Millions of people in the United States have a criminal conviction and are searching for work. But most employers are reluctant to hire people with records, especially those with felony convictions, a disproportionate share of whom are people of color. In a new study, researchers sought to determine whether government-provided incentives could reduce employers' reluctance to hire record holders. They found that a tax credit and insurance against losses boosted hiring managers' willingness to hire applicants with prior records.
The study, by researchers at RAND and the University at Albany, appears in Criminology & Public Policy, a publication of the American Society of Criminology.
"Although society benefits when people with criminal records work, employers are often hesitant to hire them," explains Shawn Bushway, a senior policy researcher at the RAND and a professor at the University at Albany (SUNY), who led the study. "We tested whether this reluctance could be reduced with direct incentives that lower the cost of employing people with records or that compensate employers for the associated risk."
Background checks for employment in the United States have changed with the adoption by 37 states and more than 150 cities of Ban-the-Box hiring, which requires employers to remove questions about criminal records from job applications and conduct background checks later in the hiring process. But even with this change, individuals with convictions tend not to be hired as frequently as those without. Governments can compensate employers for the costs of hiring people with criminal records via wage subsidies, insurance for small losses caused by theft, or protection from negligent hiring lawsuits.
In this study, researchers conducted two experiments with an occupationally and geographically diverse group of 1,000 hiring managers who made decisions about 14,000 hypothetical applicants. In one experiment, termed traditional hiring, applicants' criminal history was available at the start, while in the other, reflecting Ban-the-Box hiring, that information was not available.
In both experiments, direct incentives boosted participants' willingness to hire applicants with records. The most effective incentives were a $2,400 tax credit and $25,000 insurance against losses as a result of employees' dishonesty. Protection from negligent hiring lawsuits was less effective.
The incentives worked regardless of whether applicants had misdemeanor or felony convictions. They worked not by changing perceptions about how record holders would perform as employees, the study found, but by compensating employers for hiring such applicants.
Using certificates of rehabilitation, which give employers information about a potential hire's risk of reoffending, also increased participants' willingness to hire applicants with criminal records, in part by improving perceptions about how record-holding applicants would perform as employees.
Among the study's limitations, the authors note that while their experiments used actual hiring managers, the applicants were hypothetical. In addition, participants were not a probability sample of U.S. hiring managers, so the study's results may not be representative of U.S. employers. Also, in large companies with formal background check policies, hiring decisions may be made at higher levels and involve less information about individual applicants, so the study's findings may be most helpful to smaller companies that lack centralized human resource departments.

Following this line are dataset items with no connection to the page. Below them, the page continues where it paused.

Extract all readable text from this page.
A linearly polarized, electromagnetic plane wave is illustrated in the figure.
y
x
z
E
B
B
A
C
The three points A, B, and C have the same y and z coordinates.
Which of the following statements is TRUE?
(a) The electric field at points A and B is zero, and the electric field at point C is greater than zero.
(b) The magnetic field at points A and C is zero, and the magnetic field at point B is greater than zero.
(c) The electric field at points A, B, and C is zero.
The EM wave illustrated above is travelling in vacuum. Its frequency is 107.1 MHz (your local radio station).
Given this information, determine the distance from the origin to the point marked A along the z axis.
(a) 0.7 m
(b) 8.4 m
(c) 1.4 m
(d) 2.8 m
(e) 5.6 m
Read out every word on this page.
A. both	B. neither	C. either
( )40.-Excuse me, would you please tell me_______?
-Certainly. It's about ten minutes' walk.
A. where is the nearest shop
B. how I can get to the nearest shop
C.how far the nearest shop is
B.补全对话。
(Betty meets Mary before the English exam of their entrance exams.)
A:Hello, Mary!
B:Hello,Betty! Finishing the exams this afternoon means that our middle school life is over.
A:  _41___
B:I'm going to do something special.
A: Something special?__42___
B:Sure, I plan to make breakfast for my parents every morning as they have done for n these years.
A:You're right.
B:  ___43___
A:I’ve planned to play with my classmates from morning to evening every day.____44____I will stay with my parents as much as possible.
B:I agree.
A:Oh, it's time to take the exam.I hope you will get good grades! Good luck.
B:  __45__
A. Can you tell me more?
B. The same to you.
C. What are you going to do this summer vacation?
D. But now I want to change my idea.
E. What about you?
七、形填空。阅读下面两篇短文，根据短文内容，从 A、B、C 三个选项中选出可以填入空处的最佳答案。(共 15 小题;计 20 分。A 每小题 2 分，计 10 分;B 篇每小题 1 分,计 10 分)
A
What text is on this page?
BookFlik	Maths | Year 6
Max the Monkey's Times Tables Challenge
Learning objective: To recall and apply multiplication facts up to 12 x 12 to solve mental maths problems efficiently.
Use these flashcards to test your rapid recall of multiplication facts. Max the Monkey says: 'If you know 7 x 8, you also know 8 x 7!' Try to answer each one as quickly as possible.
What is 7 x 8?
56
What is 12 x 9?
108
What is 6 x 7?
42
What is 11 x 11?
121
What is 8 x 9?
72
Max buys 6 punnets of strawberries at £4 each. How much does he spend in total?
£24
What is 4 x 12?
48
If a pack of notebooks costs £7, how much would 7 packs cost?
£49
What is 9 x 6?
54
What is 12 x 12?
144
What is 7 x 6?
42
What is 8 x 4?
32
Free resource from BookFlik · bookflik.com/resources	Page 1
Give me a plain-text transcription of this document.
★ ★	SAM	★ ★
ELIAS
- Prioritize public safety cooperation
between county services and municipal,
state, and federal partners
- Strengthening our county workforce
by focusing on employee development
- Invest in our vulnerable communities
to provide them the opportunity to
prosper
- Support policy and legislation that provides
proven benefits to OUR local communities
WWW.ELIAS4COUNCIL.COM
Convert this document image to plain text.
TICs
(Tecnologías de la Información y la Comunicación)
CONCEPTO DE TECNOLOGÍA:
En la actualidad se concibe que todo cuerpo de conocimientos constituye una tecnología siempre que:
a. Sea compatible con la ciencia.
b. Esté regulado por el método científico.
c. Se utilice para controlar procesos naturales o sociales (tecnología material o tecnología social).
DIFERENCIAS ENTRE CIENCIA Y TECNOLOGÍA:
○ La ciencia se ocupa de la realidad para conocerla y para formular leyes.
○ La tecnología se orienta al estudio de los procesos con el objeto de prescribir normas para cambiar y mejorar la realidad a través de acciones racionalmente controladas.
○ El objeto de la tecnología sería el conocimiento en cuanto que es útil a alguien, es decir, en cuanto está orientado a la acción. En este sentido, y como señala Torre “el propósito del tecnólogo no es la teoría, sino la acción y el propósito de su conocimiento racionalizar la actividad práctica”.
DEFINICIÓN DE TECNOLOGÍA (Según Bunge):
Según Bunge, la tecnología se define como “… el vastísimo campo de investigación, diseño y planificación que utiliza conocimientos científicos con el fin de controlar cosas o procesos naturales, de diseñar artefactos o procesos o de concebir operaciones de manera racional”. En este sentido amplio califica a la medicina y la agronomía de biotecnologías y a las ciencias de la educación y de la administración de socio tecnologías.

"Two of the policies we tested are modeled after two current federal policies—the Work Opportunity Tax Credit and the Federal Bonding Program—but neither is used widely," notes Justin Pickett, professor of criminal justice at the University at Albany, who coauthored the study. "Based on our findings, a policy that combines rehabilitation certificates with modest direct incentives may positively shift the employment levels of those with criminal records, even in the presence of Ban-the-Box."
The study was funded by the RAND Institute for Civil Justice (ICJ), a part of the Justice Policy Program within RAND Social and Economic Well-Being. ICJ research is supported by pooled grants from a variety of sources, including corporations, trade and professional associations, individuals, government agencies, and private foundations.